Far-Infrared Spectroscopy of the Troposphere
SDL worked with the NASA Langley Research Center (LaRC) and the Smithsonian Astrophysical Observatory (SAO) to develop FIRST as part of NASA’s Instrument Incubator Program (IIP). FIRST has a noise equivalent temperature difference (NETD) goal of 0.2 K from 10 to 100 µm. The spectral resolution enables simultaneous retrievals of temperature and water vapor profiles.
SDL developed, integrated, and calibrated the instrument, and supported the balloon flight during the IIP portion of the program. The balloon was launched in June 2005 and the instrumentation successfully reported the vital and highly anticipated data. Subsequent high-altitude test campaigns in Chile and Colorado have also provided valuable data.

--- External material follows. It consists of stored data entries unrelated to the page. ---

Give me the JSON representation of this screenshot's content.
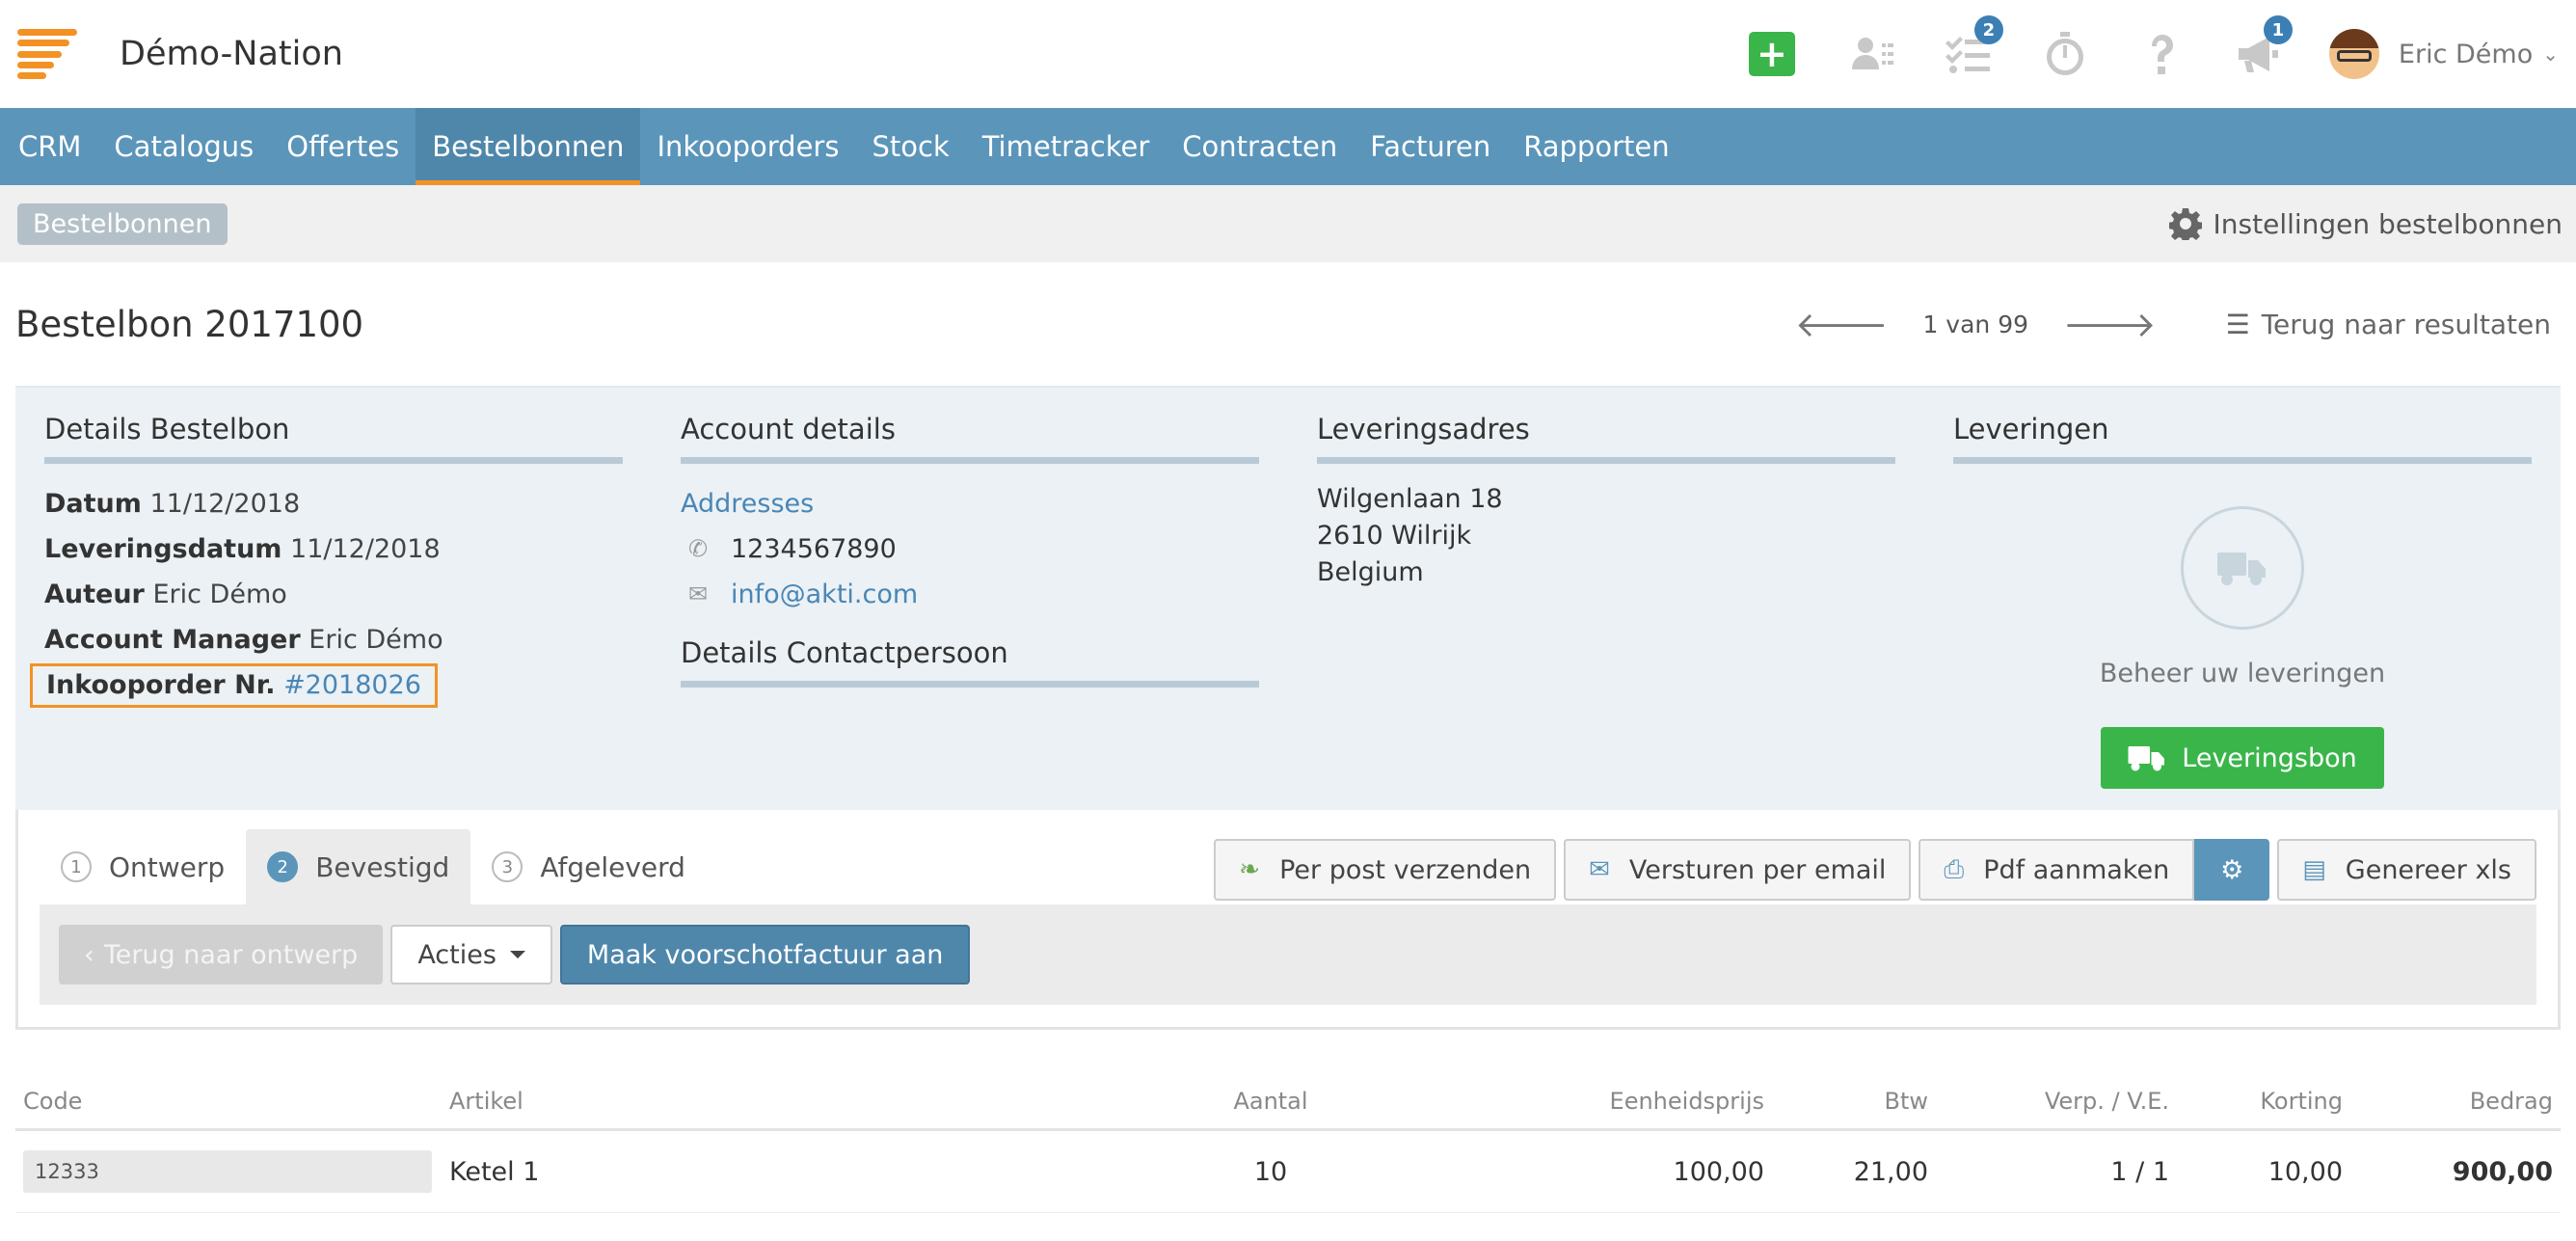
{
  "app": {
    "title": "Démo-Nation"
  },
  "topbar": {
    "badges": {
      "tasks": "2",
      "announcements": "1"
    },
    "user_name": "Eric Démo",
    "plus_label": "+"
  },
  "nav": {
    "items": [
      {
        "label": "CRM"
      },
      {
        "label": "Catalogus"
      },
      {
        "label": "Offertes"
      },
      {
        "label": "Bestelbonnen",
        "active": true
      },
      {
        "label": "Inkooporders"
      },
      {
        "label": "Stock"
      },
      {
        "label": "Timetracker"
      },
      {
        "label": "Contracten"
      },
      {
        "label": "Facturen"
      },
      {
        "label": "Rapporten"
      }
    ]
  },
  "breadcrumb": {
    "label": "Bestelbonnen"
  },
  "settings_link": {
    "label": "Instellingen bestelbonnen"
  },
  "page": {
    "title": "Bestelbon 2017100",
    "pager": "1 van 99",
    "back_results": "Terug naar resultaten"
  },
  "details": {
    "heading": "Details Bestelbon",
    "datum": {
      "label": "Datum",
      "value": "11/12/2018"
    },
    "leveringsdatum": {
      "label": "Leveringsdatum",
      "value": "11/12/2018"
    },
    "auteur": {
      "label": "Auteur",
      "value": "Eric Démo"
    },
    "account_manager": {
      "label": "Account Manager",
      "value": "Eric Démo"
    },
    "inkooporder": {
      "label": "Inkooporder Nr.",
      "value": "#2018026"
    }
  },
  "account": {
    "heading": "Account details",
    "addresses_link": "Addresses",
    "phone": "1234567890",
    "email": "info@akti.com",
    "contact_heading": "Details Contactpersoon"
  },
  "delivery_address": {
    "heading": "Leveringsadres",
    "line1": "Wilgenlaan 18",
    "line2": "2610 Wilrijk",
    "line3": "Belgium"
  },
  "deliveries": {
    "heading": "Leveringen",
    "manage_text": "Beheer uw leveringen",
    "button_label": "Leveringsbon"
  },
  "steps": [
    {
      "num": "1",
      "label": "Ontwerp"
    },
    {
      "num": "2",
      "label": "Bevestigd",
      "active": true
    },
    {
      "num": "3",
      "label": "Afgeleverd"
    }
  ],
  "doc_buttons": {
    "post": "Per post verzenden",
    "email": "Versturen per email",
    "pdf": "Pdf aanmaken",
    "xls": "Genereer xls"
  },
  "actions": {
    "back_to_draft": "Terug naar ontwerp",
    "acties": "Acties",
    "advance_invoice": "Maak voorschotfactuur aan"
  },
  "table": {
    "headers": [
      "Code",
      "Artikel",
      "Aantal",
      "Eenheidsprijs",
      "Btw",
      "Verp. / V.E.",
      "Korting",
      "Bedrag"
    ],
    "rows": [
      {
        "code": "12333",
        "artikel": "Ketel 1",
        "aantal": "10",
        "eenheidsprijs": "100,00",
        "btw": "21,00",
        "verp": "1 / 1",
        "korting": "10,00",
        "bedrag": "900,00"
      }
    ]
  },
  "colors": {
    "accent_orange": "#f39224",
    "nav_blue": "#5b95ba",
    "green": "#3ab54a",
    "link_blue": "#4a86b5"
  }
}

Why study this range? The radiative balance of the troposphere, and hence climate, is dominated by the infrared absorption and emission of water vapor, particularly at far–infrared (far–IR) wavelengths longer than 15 µm. Half of the Earth’s outgoing long–wave radiation occurs beyond 15.4 µm (650 cm–1). Determining the distribution of water vapor and its far–IR radiative forcings and feedbacks in this range could resolve uncertainties in understanding and predicting future climate and aid in understanding the greenhouse effect.